An automorphic generalization of the Hermite-Minkowski theorem

TL;DR

This paper proves finiteness results for automorphic representations with bounded weights and conductors over number fields, generalizing the Hermite-Minkowski theorem using positivity properties of quadratic forms and explicit formulas.

Contribution

It introduces a new automorphic finiteness theorem extending Hermite-Minkowski, with explicit bounds depending on root-discriminants and weights, under certain hypotheses.

Findings

Finiteness of cuspidal automorphic representations with bounded weights and conductors.

Introduction of a sequence r(w) controlling finiteness over number fields.

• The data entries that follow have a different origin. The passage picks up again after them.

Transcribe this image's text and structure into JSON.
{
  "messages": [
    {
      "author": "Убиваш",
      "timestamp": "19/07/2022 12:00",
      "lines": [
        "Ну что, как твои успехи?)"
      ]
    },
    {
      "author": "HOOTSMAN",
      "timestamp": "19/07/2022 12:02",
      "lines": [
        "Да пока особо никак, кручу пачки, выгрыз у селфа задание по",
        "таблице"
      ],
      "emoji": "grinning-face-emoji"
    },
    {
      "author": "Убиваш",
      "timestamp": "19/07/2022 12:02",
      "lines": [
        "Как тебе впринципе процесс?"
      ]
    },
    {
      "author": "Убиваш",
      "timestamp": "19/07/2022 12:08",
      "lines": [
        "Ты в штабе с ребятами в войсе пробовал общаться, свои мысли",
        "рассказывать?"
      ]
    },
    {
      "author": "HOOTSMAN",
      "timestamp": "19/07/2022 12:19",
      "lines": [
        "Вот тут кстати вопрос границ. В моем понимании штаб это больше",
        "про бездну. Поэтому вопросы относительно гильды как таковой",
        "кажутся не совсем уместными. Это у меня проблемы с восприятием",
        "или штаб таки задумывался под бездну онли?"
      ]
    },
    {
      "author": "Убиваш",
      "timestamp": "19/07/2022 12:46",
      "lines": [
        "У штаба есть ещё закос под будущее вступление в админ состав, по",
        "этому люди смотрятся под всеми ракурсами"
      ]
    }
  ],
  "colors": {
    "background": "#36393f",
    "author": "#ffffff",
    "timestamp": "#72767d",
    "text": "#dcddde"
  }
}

Conditional bounds assuming GRH involving harmonic numbers and Euler's constant.

Abstract

We show that for any integer $N$, there are only finitely many cuspidal algebraic automorphic representations of ${\rm GL}_n$ over $\mathbb{Q}$, with $n$ varying, whose conductor is $N$ and whose weights are in the interval $\{0,1,...,23\}$. More generally, we define a simple sequence $(r(w))_{w \geq 0}$ such that for any integer $w$, any number field $E$ whose root-discriminant is less than $r(w)$, and any ideal $N$ in the ring of integers of $E$, there are only finitely many cuspidal algebraic automorphic representations of general linear groups over $E$ whose conductor is $N$ and whose weights are in the interval $\{0,1,...,w\}$. Assuming a version of GRH, we also show that we may replace $r(w)$ with $8 \pi e^{\gamma-H_w}$ in this statement, where $\gamma$ is Euler's constant and $H_w$ the $w$-th harmonic number. The proofs are based on some new positivity properties of certain real quadratic forms which occur in the study of the Weil explicit formula for Rankin-Selberg $L$-functions. Both the effectiveness and the optimality of the methods are discussed.